The /user route is defined as:
class CurrentUser(Resource):
def get(self):
return current_user # returns an AnonymousUser
I'm fairly certain I'm just not fully understanding how testing Flask request contexts work. I've read this Flask Request Context documentation a bunch but am still not understanding how to approach this particular unit test.
The problem is different request contexts.
In your normal Flask application, each request creates a new context which will be reused through the whole chain until creating the final response and sending it back to the browser.
When you create and run Flask tests and execute a request (e.g. self.client.post(...)) the context is discarded after receiving the response. Therefore, the current_user is always an AnonymousUser.
To fix this, we have to tell Flask to reuse the same context for the whole test. You can do that by simply wrapping your code with:
with self.client:
You can read more about this topic in the following wonderful article:
https://realpython.com/blog/python/python-web-applications-with-flask-part-iii/
Example
Before:
def test_that_something_works():
response = self.client.post('login', { username: 'James', password: '007' })
# this will fail, because current_user is an AnonymousUser
assertEquals(current_user.username, 'James')
After:
def test_that_something_works():
with self.client:
response = self.client.post('login', { username: 'James', password: '007' })
# success
assertEquals(current_user.username, 'James')
The problem is that the test_client.get() call causes a new request context to be pushed, so the one you pushed in your the setUp() method of your test case is not the one that the /user handler sees.
I think the approach shown in the Logging In and Out and Test Adding Messages sections of the documentation is the best approach for testing logins. The idea is to send the login request through the application, like a regular client would. This will take care of registering the logged in user in the user session of the test client.
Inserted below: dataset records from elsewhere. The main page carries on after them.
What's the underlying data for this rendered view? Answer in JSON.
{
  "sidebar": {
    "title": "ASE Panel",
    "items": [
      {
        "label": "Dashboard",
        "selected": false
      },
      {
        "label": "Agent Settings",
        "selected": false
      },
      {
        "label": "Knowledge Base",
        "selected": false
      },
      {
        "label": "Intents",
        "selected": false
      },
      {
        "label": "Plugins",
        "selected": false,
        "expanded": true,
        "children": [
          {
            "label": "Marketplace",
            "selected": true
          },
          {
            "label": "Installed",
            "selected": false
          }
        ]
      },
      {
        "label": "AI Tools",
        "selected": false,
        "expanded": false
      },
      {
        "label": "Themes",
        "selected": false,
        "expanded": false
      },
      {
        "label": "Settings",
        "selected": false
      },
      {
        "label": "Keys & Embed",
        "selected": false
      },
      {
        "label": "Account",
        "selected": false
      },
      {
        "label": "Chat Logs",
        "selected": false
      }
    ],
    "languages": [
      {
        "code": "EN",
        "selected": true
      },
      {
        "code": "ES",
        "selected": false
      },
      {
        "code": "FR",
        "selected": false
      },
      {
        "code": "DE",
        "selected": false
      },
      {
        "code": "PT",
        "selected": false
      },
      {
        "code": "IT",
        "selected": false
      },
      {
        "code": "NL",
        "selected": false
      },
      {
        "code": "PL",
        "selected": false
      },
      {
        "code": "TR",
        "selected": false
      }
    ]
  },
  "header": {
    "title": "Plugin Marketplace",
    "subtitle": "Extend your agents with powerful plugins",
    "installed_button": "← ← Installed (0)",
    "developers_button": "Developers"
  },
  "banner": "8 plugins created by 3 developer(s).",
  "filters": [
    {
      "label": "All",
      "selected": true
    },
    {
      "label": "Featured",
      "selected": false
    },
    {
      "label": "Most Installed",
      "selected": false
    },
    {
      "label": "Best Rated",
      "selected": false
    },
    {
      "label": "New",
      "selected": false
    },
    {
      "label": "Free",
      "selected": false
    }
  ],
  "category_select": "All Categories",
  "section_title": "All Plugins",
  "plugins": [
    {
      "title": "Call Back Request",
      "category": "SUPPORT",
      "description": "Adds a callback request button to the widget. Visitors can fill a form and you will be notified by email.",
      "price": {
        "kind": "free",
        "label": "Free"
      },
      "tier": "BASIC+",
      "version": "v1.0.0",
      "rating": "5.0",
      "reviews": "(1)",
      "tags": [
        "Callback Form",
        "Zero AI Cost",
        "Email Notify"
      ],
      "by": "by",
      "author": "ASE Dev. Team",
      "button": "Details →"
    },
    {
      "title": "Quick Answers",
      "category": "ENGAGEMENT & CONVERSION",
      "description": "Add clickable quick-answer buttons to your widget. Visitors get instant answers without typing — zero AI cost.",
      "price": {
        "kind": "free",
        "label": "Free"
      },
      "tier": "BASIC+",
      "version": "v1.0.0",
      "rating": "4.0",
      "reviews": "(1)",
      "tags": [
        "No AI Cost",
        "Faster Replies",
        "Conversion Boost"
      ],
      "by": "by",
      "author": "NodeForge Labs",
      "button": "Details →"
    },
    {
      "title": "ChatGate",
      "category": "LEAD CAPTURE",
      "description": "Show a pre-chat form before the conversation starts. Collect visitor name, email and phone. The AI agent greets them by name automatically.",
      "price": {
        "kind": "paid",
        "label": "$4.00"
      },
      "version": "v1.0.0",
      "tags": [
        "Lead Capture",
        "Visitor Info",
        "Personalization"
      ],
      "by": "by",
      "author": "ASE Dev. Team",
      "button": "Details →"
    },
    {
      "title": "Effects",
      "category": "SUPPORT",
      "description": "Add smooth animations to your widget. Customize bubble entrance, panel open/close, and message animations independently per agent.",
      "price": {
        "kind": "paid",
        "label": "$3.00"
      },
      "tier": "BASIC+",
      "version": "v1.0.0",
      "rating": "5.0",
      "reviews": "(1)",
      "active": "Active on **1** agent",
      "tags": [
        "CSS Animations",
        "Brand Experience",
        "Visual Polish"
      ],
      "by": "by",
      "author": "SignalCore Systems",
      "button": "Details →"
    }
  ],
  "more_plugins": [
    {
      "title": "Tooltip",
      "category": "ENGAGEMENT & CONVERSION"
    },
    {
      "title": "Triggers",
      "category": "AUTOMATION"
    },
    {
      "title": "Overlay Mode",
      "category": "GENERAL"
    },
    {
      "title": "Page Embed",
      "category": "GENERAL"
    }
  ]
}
I didn't much like the other solution shown, mainly because you have to keep your password in a unit test file (and I'm using Flask-LDAP-Login, so it's nonobvious to add a dummy user, etc.), so I hacked around it:
In the place where I set up my test app, I added:
#app.route('/auto_login')
def auto_login():
user = ( models.User
.query
.filter_by(username="Test User")
.first() )
login_user(user, remember=True)
return "ok"
However, I am making quite a lot of changes to the test instance of the flask app, like using a different DB, where I construct it, so adding a route doesn't make the code noticeably messier. Obv this route doesn't exist in the real app.
Then I do:
def login(self):
response = self.app.test_client.get("/auto_login")
Anything done after that with test_client should be logged in.
From the docs: https://flask-login.readthedocs.io/en/latest/
It can be convenient to globally turn off authentication when unit testing. To enable this, if the application configuration variable LOGIN_DISABLED is set to True, this decorator will be ignored.